You (as the user) can install and manage HNP using Helm. This ensures that sensitive data like mTLS secrets and keys remain entirely under the user's control. For detailed steps on the installation, go to installation.

Deploy HNP

HNP can be deployed in multiple modes, providing flexibility based on the user’s security and operational requirements. They are described below.

  1. End-to-End mTLS Communication

    hnp mode 1

    Both the transient pod and HNP use mTLS certificates and keys, which ensures full end-to-end encryption between the transient pod, HNP, and the manager.

    This is recommended for users requiring strict security controls across all communication layers.

  2. mTLS Enabled on HNP (Reverse Proxy Mode)

    hnp mode 2

    HNP holds the mTLS certificate and key, which centralizes mTLS secret management, eliminating the need to create and manage mTLS secrets in multiple locations.

    Communication

    • Transient pod ↔ HNP: Can be configured for insecure communication (for example, within a user-controlled environment).
    • HNP ↔ Upstream (DDCR/Manager): Secure mTLS communication. It is ideal for you if you prioritize ease of management without compromising upstream security.

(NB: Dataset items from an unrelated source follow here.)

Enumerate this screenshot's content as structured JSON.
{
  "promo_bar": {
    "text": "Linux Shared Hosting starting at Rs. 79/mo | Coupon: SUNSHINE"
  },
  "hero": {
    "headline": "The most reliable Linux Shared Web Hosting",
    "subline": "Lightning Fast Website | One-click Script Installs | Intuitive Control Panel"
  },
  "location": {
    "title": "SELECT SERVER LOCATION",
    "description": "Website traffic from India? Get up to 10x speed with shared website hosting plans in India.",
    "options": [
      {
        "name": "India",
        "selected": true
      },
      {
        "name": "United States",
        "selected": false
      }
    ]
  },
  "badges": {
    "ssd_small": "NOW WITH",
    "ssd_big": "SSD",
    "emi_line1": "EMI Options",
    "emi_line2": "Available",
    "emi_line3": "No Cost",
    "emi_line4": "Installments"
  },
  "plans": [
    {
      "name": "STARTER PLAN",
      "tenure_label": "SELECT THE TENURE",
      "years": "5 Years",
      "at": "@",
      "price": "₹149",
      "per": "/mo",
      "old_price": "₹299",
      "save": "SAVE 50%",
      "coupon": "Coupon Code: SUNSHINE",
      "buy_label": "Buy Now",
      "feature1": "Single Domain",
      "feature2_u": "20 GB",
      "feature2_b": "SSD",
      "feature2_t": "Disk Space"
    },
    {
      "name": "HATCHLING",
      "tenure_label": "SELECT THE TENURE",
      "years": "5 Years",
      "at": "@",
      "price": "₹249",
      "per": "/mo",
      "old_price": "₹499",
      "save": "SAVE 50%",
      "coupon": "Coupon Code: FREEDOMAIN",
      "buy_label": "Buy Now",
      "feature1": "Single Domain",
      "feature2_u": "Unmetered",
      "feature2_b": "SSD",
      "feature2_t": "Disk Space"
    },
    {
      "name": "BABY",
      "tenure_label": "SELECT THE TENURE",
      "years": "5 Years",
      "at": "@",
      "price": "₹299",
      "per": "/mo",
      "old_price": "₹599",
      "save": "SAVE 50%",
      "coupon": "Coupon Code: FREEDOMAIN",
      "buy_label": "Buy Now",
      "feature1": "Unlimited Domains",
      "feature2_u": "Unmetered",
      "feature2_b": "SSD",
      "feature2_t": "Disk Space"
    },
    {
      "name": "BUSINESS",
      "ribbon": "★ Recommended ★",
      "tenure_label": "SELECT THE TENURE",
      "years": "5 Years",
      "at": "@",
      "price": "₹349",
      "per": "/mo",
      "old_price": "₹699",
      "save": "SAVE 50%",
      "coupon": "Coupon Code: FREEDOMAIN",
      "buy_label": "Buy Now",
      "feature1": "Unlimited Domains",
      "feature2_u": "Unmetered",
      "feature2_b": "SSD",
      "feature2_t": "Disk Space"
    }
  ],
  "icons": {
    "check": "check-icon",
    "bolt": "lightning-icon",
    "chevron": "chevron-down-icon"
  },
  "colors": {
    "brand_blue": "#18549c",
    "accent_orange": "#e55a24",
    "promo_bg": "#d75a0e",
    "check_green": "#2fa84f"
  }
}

  3. HNP as an HTTP Tunnel

    hnp mode 3

    HNP acts as an HTTP tunnel to establish an end-to-end encrypted TLS session with the upstream.

    Requirements: The user needs to create a Kubernetes TLS secret containing the mTLS certificate and key. The transient pod can leverage the standard https_proxy environment variable to route communication via the HNP. This is best suited for setups requiring HTTPS tunneling through a proxy layer with full encryption.